Car à mon sens, il s'agit d'une question démocratique fondamentale. Avec les moyens mis à notre disposition aujourd'hui, on n'a aucune excuse pour priver un citoyen de son droit de vote. Sinon, on ouvre la porte à toutes les manoeuvres. Vous ne voulez pas du vote des étudiants, car ce n'est pas votre clientèle politique? Tenez le scrutin en septembre, quand ils viennent de déménager pour leurs études et qu'ils ne sont pas encore bien établis. Vous ne voulez pas des boomers?

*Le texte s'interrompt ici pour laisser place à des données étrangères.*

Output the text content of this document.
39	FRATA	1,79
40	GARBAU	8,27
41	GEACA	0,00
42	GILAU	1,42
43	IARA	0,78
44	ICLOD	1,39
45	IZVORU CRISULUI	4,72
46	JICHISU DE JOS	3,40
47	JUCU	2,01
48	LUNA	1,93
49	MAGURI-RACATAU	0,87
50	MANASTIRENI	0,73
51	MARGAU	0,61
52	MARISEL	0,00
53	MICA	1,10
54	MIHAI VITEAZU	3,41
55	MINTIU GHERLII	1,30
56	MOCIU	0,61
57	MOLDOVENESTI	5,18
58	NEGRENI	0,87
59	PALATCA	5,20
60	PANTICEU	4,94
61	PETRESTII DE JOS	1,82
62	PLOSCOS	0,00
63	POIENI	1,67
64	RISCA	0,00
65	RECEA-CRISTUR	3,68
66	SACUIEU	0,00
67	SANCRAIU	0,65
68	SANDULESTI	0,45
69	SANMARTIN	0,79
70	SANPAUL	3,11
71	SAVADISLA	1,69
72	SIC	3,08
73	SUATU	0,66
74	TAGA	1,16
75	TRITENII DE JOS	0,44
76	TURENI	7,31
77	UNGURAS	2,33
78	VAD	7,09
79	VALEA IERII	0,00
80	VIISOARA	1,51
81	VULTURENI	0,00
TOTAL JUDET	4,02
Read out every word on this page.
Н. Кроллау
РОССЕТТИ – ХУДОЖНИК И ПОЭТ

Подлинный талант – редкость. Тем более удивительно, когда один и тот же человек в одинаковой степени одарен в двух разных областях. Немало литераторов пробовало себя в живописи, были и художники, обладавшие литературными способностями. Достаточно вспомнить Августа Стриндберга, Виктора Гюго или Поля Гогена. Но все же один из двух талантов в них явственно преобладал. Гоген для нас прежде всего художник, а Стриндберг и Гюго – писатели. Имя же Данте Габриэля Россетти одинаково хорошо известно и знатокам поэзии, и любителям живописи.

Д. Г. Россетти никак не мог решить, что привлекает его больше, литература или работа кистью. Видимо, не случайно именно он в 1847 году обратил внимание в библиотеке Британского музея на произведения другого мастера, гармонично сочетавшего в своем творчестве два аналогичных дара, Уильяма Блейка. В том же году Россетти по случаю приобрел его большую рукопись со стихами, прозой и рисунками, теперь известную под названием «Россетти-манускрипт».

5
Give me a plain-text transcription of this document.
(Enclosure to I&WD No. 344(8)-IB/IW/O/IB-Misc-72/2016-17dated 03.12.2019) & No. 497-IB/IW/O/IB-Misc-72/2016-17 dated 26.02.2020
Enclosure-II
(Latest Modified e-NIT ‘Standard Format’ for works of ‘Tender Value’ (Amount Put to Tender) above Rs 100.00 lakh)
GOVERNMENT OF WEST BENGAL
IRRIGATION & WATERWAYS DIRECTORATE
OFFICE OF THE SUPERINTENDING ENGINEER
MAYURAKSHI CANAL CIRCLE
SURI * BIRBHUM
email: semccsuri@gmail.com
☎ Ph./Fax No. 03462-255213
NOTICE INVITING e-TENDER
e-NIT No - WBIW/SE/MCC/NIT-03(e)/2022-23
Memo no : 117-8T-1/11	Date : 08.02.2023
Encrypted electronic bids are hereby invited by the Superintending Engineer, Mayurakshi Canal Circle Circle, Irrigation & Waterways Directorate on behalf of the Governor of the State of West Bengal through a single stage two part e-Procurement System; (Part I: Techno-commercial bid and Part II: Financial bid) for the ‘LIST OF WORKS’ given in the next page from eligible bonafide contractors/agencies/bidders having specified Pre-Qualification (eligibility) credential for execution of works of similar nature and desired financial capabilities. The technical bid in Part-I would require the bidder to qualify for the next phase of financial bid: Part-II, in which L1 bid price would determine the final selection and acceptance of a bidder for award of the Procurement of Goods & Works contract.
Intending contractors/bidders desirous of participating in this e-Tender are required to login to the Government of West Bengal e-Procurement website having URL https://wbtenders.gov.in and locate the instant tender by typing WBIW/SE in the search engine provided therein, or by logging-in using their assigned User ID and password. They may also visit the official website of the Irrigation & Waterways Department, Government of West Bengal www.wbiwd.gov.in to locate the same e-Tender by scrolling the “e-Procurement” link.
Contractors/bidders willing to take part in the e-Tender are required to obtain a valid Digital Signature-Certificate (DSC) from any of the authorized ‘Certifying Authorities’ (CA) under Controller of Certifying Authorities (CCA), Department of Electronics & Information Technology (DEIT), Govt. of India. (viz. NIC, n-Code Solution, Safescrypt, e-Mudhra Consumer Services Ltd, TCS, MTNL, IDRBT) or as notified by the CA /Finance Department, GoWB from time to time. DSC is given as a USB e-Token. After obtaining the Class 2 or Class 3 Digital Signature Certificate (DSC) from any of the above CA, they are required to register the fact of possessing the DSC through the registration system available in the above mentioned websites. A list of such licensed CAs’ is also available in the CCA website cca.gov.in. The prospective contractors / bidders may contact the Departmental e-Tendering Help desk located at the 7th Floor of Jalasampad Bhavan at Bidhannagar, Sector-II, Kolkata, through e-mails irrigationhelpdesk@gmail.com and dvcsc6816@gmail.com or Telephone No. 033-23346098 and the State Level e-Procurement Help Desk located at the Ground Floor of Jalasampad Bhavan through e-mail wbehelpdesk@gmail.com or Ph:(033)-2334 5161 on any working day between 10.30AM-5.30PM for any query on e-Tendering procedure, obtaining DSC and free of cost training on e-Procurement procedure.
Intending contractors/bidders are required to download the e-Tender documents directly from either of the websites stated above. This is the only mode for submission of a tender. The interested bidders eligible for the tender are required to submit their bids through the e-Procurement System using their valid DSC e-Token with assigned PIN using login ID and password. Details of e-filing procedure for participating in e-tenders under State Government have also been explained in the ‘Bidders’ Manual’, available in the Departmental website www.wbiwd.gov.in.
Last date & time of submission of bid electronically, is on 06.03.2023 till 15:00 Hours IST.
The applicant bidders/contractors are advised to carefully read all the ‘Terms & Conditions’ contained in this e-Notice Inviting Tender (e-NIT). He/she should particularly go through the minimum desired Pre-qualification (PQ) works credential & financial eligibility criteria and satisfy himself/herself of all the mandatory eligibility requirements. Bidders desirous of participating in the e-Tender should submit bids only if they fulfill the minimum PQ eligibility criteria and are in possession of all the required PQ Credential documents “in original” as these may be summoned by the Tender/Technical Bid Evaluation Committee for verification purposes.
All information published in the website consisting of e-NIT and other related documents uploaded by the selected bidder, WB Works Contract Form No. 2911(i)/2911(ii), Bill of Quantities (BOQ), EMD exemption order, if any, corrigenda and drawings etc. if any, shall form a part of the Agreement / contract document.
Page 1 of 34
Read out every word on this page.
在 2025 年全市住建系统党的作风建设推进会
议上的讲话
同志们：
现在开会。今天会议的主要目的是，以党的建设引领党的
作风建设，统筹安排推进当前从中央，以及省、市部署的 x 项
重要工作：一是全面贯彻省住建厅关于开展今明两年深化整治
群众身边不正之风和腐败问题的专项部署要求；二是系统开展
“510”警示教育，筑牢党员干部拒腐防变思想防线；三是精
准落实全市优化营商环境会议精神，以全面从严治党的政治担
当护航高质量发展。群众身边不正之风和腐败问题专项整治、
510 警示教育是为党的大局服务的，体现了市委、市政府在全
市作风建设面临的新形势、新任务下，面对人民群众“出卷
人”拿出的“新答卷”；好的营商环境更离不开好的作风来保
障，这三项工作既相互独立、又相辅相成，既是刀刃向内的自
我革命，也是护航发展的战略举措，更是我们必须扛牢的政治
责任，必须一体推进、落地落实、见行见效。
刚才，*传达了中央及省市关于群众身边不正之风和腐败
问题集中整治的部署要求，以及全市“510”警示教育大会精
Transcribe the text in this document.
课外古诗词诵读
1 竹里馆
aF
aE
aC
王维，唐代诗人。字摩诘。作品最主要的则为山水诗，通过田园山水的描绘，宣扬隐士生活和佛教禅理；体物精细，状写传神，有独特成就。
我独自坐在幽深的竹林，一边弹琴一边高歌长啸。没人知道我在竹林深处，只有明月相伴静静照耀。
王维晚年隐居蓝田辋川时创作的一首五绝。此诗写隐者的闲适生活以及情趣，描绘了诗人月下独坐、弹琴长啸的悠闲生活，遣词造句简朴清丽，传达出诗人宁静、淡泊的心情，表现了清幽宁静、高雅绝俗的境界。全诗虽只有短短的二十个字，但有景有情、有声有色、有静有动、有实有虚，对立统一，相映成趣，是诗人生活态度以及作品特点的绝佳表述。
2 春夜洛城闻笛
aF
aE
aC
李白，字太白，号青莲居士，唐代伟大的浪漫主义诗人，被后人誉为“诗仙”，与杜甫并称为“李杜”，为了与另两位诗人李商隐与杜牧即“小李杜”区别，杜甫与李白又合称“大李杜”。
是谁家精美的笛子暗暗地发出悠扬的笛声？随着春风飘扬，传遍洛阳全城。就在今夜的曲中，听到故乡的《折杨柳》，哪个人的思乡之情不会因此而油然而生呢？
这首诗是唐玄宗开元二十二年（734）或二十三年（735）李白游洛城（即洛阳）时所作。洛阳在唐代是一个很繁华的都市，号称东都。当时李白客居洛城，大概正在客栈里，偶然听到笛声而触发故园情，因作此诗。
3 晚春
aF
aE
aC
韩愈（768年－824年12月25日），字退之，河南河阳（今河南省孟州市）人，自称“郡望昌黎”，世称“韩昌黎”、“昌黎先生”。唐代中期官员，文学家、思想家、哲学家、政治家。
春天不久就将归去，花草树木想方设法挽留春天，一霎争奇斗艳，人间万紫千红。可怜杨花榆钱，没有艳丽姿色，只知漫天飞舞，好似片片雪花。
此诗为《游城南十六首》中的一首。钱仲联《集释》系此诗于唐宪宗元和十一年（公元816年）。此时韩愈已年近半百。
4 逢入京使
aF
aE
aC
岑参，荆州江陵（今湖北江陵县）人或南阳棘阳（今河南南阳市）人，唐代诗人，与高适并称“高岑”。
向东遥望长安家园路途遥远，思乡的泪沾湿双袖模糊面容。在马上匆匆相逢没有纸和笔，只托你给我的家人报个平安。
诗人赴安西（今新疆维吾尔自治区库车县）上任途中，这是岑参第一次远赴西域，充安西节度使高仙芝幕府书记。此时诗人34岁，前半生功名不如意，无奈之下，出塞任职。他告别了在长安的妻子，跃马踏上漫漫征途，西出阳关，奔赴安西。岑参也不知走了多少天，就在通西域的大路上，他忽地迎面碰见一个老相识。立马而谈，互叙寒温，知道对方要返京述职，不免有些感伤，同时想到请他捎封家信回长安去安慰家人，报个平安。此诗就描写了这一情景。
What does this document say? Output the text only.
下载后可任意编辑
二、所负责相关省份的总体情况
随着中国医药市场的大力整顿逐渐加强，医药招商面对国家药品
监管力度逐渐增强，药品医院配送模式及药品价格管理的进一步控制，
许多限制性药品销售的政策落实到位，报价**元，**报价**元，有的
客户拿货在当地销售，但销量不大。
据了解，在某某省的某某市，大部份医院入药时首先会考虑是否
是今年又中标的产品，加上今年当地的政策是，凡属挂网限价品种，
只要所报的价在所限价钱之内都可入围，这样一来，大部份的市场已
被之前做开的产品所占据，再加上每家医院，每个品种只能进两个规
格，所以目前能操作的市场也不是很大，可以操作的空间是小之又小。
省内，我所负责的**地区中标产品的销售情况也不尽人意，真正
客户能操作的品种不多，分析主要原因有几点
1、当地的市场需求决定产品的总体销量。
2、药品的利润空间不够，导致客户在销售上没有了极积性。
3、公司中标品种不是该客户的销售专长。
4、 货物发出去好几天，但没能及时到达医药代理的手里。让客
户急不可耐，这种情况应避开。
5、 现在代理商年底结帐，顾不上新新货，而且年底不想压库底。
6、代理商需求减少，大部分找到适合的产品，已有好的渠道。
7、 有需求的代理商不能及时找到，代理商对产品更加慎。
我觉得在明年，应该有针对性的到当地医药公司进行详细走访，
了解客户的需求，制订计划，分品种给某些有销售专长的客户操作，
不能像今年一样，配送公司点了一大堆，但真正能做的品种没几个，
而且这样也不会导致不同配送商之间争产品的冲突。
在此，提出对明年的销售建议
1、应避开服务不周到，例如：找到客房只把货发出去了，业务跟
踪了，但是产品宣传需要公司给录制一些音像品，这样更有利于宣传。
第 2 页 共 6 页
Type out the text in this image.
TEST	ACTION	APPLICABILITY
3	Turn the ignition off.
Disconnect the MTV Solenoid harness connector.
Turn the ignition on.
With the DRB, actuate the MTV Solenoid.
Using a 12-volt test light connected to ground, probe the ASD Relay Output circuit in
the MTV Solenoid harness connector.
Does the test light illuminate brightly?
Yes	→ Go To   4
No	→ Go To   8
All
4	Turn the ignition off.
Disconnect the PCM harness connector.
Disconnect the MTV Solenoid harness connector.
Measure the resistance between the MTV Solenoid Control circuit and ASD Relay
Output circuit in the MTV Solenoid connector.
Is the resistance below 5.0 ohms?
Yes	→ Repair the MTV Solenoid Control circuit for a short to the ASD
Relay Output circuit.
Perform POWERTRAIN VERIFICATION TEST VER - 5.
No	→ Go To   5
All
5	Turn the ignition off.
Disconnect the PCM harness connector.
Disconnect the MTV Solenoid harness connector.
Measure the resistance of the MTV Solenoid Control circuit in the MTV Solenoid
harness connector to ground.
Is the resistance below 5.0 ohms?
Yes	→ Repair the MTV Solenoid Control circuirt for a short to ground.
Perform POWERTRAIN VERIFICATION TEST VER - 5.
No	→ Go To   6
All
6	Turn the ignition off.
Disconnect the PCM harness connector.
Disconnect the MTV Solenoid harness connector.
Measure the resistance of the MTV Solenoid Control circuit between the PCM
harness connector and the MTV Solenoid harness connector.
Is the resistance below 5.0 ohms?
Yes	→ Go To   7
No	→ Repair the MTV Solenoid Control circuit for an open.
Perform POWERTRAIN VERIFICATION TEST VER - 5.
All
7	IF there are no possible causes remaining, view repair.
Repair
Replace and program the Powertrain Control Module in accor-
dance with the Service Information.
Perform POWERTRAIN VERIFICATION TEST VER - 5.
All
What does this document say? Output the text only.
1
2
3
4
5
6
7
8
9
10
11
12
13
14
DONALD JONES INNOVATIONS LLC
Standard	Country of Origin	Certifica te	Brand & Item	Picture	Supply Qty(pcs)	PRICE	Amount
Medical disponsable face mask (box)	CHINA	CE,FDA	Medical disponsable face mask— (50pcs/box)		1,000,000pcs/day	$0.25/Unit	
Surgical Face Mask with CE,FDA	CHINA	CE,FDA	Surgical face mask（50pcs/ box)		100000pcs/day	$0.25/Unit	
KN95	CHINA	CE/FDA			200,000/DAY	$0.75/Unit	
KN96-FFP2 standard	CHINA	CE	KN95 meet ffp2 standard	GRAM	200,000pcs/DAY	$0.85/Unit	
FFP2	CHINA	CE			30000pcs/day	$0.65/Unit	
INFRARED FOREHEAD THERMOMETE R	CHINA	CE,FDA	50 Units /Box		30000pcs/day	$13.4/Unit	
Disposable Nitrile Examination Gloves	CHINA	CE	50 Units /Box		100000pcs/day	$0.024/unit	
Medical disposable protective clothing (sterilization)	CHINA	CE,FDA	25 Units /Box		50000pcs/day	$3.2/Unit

Faites-le à l'automne, quand ils partent pour le Sud.

En voyage, je pouvais payer mes comptes avec mon téléphone cellulaire, et même programmer mon enregistreur numérique de Vidéotron à la maison. Qu'on ne me fasse pas croire que je n'aurais pas pu voter si le DGE m'avait remis un NIP pour accéder à un site.

Un détail, direz-vous? Je vous répondrai que lorsqu'on affiche un taux de participation de 40% à un scrutin, comme ce fut le cas de la partielle à Chicoutimi, chaque vote compte. Et si vous voulez mon avis de paranoïaque, il ne faut laisser aucune chance au politique de jouer avec les taux de participation.